Without the full information, he adds, it’s impossible for people to make an informed choice. Anytime someone chooses whether or not to take a drug, they have to decide whether the benefits outweigh the risks. It’s one thing to take a highly toxic drug with serious side effects if you are facing a life threatening disease, he says. Most of us would put up with the ravages of chemotherapy to fight cancer if it means we’re going to live a little longer.
With ADHD, the choice is less clear. Some, he says, may find the condition very challenging and be willing to risk death to treat it. For others it may be less serious. He asks, “What about someone who’s just a little fidgety in class?
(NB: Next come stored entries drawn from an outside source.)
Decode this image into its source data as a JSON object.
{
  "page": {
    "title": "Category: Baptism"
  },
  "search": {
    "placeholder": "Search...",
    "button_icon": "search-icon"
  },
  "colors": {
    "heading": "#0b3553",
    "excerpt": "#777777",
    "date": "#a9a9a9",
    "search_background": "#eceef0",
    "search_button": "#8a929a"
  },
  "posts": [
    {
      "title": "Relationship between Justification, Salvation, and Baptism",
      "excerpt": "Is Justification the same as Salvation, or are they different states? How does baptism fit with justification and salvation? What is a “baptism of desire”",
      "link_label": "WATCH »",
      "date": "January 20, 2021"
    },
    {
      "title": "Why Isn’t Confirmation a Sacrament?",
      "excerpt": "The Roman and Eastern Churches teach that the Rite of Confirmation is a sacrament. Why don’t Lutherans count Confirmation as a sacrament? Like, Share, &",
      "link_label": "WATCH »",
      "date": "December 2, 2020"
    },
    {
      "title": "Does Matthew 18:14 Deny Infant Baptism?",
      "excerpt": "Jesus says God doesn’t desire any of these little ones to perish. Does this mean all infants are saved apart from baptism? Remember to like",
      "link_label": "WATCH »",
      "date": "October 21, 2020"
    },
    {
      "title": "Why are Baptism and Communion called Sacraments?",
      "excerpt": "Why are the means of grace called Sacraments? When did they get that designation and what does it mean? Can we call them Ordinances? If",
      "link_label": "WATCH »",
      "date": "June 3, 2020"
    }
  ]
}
Are you going to take that risk?”
A parent himself, Cassels says culture and lifestyle play a large part in the condition. While it may be that 10 percent of 10-year-old boys are diagnosed with ADHD in the United States, the number is about half that here, he says. And in Europe, ADHD is an extremely rare diagnosis. He attributes the difference not to variations in children, but to how they are viewed in each culture.
We live in a society where most children are driven to school, then sit all day in class. In their free time, many watch television, use computers or play video games. In general, says Cassels, kids don’t get enough physical activity. If they did, he says, it’s likely fewer parents would be taking a chance on drugs for ADHD.